Selain itu, mantan Rektor UIN Syarif Hidayatullah Jakarta ini meminta, agar masyarakat dan Pemerintah bersatu, karena pengalaman negara lain menunjukkan, pandemi ini bisa dihadapi dengan kebersamaan. Serta, jangan saling menyalahkan.
Dia meyakini, krisis ini akan segera berakhir. Bahkan, dia punya firasat bahwa jumlah kasus akan menurun saat memasuki bulan Ramadan, tetapi masyarakat harus tetap berhati-hati. "Jangan saling menyalahkan, nanti setelah selesai silakan debat lagi. Ini untuk keselamatan bersama," pinta Prof Komar.
Kemudian dia melanjutkan, jangan anggap enteng pandemi ini, karena ada sekelompok kecil dari agama Islam, Kristen dan Hindu itu dengan keyakinan agama mereka malah seakan-akan menantang corona. Tetapi, dia merasa lega karena secara makro, umat beragama menghargai sains, dan ikut mengantisipasi penyebaran COVID-19.
Menurut Komar, untuk di Indonesia itu memang tidak mudah karena, apapun keputusannya ini memang tidak menggembirakan semua pihak. Kalau ditutup rapat, tidak boleh bergerak itu implikasinya juga besar karena harus memenuhi kebutuhan rakyat dan ini juga berat.
"Di sini, sebaiknya masyarakat yang menganggur bisa pulang ke kampung halaman dengan penuh kehati-hatian, dan Pemda juga perlu mengantisipasi itu. Ini (mudik) bisa meringankan secara psikologis dan ekonomis, tapi dengan catatan Pemerintah Daerah harus siap, harus tegas di daerah itu untuk menjaga mereka. Yang positif harus diisolasi, social distancing," ungkapnya.
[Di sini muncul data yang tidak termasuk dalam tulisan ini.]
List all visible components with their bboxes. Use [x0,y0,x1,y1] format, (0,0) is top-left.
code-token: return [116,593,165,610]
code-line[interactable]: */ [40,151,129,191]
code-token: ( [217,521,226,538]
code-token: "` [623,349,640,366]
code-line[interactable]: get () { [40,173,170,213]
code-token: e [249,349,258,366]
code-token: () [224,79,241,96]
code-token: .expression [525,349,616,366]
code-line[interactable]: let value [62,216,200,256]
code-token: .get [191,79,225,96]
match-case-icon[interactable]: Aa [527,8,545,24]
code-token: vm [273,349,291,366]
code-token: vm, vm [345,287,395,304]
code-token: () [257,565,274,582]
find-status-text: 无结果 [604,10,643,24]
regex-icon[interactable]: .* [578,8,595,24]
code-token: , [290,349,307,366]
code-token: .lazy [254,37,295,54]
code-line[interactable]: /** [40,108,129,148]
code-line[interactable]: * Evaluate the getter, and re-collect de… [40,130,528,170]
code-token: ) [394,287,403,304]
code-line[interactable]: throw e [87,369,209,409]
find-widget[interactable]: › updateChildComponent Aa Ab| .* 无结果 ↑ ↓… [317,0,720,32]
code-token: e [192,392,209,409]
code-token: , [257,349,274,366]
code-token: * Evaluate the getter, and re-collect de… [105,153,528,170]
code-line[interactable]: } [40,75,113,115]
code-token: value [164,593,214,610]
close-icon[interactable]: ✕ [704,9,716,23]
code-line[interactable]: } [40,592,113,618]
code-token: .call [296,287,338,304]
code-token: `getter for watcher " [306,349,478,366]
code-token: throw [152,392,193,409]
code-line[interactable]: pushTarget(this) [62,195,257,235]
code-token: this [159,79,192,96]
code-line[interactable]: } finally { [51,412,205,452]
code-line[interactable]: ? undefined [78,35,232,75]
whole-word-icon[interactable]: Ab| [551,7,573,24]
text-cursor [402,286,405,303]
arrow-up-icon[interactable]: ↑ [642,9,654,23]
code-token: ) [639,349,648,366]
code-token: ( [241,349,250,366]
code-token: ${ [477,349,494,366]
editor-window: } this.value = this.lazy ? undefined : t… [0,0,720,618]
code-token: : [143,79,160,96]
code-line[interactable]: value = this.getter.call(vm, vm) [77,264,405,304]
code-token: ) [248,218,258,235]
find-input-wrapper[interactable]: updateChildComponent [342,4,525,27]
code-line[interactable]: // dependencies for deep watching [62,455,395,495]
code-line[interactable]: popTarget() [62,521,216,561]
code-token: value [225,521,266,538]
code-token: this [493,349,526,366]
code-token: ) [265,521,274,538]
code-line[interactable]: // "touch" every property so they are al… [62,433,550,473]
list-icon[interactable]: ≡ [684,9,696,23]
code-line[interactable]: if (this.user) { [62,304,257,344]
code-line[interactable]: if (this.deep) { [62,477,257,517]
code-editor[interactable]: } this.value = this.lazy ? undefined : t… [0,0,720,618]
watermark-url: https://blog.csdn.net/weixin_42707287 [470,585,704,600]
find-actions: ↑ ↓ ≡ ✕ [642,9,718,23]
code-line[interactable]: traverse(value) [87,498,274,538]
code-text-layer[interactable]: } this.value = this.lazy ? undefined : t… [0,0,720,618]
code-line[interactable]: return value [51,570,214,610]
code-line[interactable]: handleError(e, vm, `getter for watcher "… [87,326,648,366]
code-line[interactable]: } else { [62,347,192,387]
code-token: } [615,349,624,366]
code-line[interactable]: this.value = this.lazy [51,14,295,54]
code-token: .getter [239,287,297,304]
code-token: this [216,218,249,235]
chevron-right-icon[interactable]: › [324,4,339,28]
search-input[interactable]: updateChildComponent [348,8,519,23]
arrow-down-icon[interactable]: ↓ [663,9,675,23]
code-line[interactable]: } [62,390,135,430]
"Sebab memang berat sekali tinggal di ibu kota kemudian nganggur, berat sekali, beda dengan di daerah. Tapi memang sekarang ini Gubernur, kepala daerah sampai camat, lurah harus betul-betul menjaga kesehatan warganya," imbuhnya.
Lebih dari itu ia menambahkan, dengan adanya bencana pandemi ini, ia berharap bahwa rakyat semakin menyadari bahwa siapapun yang jadi pemimpin itu harus betul-betul punya kualitas dan dedikasi untuk rakyat.
Karena, ujian seorang pemimpin itu waktu krisis dan saat krisis masyarakat bisa menilai siapa pemimpin yang peduli dan yang cakap. Ini akan teruji baik di eksekutif maupun legislatif.
"Jadi ke depan memilih pemimpin ke depan itu bayangkan kalau masa krisis. Karena Indonesia itu dekat dengan krisis, banjir, tsunami, gunung meletus. Bayangkan kalau pandemi ini bareng dengan banjir atau gunung meletus, bagaimana coba. Pemimpin bayangkan saat krisis, jangan enak-enaknya saja," tandas Komar.